Figure 3. Polθ is recruited by PARP1 to promote alt-NHEJ at the expense of HDR

a, Myc-PolQ localization to DNA damage was monitored after laser micro-irradiation of HeLa cells. Cells were fixed and stained for γ–H2AX and Myc, one hour after damage induction. b, Quantification of Polθ accumulation at sites of laser damage (Mean ± s.e.m, n=2). c, To test if Polθ represses recombination at telomeres, we depleted the polymerase in shelterin-free and Lig4 deficient MEFs, and both repair pathways were monitored using CO-FISH. White arrows indicate alt-NHEJ events, red arrows highlight HDR-mediated T-SCEs. d, Quantification of telomere fusion (alt-NHEJ) and T-SCE (HDR) in cells transduced with PolQ, Lig3, or control shRNA. e, Immunofluorescence for Rad51 and γ-H2AX in the indicated MEFs 3 hours post-irradiation. f, Graph representing quantification of IR-induced RAD51 foci. (Mean ± SD, n=3, *p<0.05, **p<0.01;two-tailed student’s t-test).

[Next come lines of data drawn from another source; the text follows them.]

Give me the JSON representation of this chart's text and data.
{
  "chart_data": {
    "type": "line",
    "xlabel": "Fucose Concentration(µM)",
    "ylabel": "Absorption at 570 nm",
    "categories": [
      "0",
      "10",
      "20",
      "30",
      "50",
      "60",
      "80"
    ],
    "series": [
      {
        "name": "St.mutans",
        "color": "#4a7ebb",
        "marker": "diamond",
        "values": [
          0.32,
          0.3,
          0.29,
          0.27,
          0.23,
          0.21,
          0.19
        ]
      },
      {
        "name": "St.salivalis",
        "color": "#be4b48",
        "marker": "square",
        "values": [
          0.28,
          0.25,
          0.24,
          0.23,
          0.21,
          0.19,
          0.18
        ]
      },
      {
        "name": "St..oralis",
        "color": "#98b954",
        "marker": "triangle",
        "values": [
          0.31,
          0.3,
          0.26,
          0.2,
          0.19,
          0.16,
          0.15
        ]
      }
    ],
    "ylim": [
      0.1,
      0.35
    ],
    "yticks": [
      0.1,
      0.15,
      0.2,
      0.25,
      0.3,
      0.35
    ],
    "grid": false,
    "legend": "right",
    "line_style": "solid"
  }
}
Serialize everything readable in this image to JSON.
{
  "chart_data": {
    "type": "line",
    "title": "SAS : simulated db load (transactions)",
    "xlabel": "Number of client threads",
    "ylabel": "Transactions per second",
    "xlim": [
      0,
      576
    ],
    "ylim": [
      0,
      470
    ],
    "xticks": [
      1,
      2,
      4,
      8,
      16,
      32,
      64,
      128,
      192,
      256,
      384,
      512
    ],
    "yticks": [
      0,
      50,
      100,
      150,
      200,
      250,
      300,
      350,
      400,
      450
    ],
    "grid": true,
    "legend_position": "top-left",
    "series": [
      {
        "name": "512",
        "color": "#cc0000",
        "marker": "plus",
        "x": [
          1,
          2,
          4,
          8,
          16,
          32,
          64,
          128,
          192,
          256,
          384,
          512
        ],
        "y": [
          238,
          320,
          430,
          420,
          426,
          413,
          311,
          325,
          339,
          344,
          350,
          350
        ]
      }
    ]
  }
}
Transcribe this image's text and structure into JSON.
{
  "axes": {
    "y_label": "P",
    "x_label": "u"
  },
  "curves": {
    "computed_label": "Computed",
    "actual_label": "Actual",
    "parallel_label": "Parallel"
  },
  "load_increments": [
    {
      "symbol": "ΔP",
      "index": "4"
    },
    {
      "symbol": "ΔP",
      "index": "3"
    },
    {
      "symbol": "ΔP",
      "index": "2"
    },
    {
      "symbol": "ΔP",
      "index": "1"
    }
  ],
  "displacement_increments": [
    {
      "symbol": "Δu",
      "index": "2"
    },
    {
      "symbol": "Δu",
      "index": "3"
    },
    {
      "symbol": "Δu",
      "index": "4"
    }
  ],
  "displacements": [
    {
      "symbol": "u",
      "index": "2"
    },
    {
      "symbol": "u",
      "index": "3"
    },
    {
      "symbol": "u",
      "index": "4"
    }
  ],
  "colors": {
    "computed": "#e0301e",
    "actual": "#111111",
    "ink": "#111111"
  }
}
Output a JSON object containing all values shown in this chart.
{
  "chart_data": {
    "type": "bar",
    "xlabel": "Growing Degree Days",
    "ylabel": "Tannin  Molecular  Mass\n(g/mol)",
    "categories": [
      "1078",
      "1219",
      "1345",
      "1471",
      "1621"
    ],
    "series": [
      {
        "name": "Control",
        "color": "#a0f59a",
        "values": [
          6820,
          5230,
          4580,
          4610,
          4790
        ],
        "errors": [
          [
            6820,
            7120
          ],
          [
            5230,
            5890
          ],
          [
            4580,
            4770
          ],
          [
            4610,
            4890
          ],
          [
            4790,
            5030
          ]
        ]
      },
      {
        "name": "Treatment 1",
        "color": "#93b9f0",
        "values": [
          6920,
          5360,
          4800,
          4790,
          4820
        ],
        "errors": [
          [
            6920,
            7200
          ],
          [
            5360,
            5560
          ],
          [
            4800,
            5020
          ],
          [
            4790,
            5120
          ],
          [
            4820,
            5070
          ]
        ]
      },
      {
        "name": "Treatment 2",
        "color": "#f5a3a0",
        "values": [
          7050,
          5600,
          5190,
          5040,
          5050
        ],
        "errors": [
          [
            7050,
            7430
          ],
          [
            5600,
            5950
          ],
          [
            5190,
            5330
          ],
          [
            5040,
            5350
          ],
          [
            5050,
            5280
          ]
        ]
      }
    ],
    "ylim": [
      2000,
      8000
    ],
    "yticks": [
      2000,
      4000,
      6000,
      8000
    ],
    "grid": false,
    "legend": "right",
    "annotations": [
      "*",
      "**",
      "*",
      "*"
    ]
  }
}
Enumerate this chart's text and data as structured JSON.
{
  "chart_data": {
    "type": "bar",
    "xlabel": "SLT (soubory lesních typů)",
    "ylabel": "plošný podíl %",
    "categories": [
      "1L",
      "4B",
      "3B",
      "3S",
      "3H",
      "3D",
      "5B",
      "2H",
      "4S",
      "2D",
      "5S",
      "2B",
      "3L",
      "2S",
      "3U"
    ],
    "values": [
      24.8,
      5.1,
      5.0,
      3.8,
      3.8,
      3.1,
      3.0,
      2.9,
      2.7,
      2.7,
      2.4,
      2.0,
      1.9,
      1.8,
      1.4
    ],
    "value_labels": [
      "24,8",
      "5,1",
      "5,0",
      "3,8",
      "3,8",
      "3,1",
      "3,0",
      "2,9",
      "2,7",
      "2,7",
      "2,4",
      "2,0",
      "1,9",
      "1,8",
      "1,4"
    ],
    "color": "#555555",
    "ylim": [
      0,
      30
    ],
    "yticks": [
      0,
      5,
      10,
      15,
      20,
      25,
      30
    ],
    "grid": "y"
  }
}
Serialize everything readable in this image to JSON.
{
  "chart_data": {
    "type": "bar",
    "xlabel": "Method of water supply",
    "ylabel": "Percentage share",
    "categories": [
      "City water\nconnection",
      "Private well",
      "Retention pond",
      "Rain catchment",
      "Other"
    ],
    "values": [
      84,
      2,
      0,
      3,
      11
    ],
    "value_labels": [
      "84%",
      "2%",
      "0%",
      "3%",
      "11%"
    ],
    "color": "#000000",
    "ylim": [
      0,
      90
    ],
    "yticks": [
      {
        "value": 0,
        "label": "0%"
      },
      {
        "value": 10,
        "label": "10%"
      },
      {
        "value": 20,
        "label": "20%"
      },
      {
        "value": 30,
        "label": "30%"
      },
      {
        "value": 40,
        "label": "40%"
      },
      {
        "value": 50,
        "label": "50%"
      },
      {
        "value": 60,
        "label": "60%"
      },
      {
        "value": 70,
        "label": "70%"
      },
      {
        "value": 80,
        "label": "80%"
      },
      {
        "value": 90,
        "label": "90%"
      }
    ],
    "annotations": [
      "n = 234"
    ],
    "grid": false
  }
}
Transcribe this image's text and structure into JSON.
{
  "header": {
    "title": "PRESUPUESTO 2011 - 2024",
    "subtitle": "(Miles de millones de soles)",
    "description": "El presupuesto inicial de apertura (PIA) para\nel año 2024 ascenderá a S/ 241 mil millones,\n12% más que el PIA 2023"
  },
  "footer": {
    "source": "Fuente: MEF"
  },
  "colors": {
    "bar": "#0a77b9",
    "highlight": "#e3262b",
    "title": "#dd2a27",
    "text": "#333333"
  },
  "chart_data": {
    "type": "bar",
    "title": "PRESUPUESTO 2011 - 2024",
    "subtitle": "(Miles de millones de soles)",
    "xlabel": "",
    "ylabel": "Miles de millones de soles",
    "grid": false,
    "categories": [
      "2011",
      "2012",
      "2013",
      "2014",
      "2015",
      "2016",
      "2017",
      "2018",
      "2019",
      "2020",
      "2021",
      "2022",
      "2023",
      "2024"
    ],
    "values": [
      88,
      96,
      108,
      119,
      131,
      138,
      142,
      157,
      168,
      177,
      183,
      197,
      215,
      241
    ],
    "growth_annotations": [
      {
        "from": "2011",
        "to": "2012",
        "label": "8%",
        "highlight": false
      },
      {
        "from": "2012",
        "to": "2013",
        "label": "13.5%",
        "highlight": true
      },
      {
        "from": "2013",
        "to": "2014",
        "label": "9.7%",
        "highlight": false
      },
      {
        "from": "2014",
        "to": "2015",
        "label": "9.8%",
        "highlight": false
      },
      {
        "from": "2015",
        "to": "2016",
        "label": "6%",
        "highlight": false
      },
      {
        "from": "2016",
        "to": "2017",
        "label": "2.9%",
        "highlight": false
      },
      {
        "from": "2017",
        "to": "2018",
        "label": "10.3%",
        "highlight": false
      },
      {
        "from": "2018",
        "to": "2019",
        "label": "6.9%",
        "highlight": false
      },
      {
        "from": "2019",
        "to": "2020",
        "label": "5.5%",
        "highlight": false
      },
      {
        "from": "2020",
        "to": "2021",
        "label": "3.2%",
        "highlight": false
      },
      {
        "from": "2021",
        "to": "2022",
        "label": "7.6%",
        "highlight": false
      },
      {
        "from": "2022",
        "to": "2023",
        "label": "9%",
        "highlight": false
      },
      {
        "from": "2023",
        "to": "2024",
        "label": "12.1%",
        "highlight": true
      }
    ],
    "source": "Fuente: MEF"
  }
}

Figure 4. PolQ inhibition in BRCA-mutant cells leads to increased chromosomal aberrancies and reduced cellular survival

a, Analysis of genomic instability in metaphase spreads from BRCA1^F/FCre-ER^T2 MEFs treated with shRNA against PolQ or vector control. b, Quantification of breaks (chromatid and chromosome) and radials in BRCA1^F/FCre-ER^T2 and BRCA2^F/FCre-ER^T2 MEFs with the indicated treatment. c, Clonogenic survival following PolQ depletion. Crystal violet staining of BJ-hTERT, MCF7, and HCC1937 cells treated with shRNA against PolQ or vector control. d, Quantitative analyses of colony formation assay. Colonies in each control shRNA cell line were set to 100%. Colonies in shPolQ expressing cells normalized to shCtrl (Mean ± SD, n=3’ *p<0.05’ **p<0.01;two-tailed student’s t-test). e, Schematic depicting our model for the function of Polθ during DSB repair (see Supplementary Information).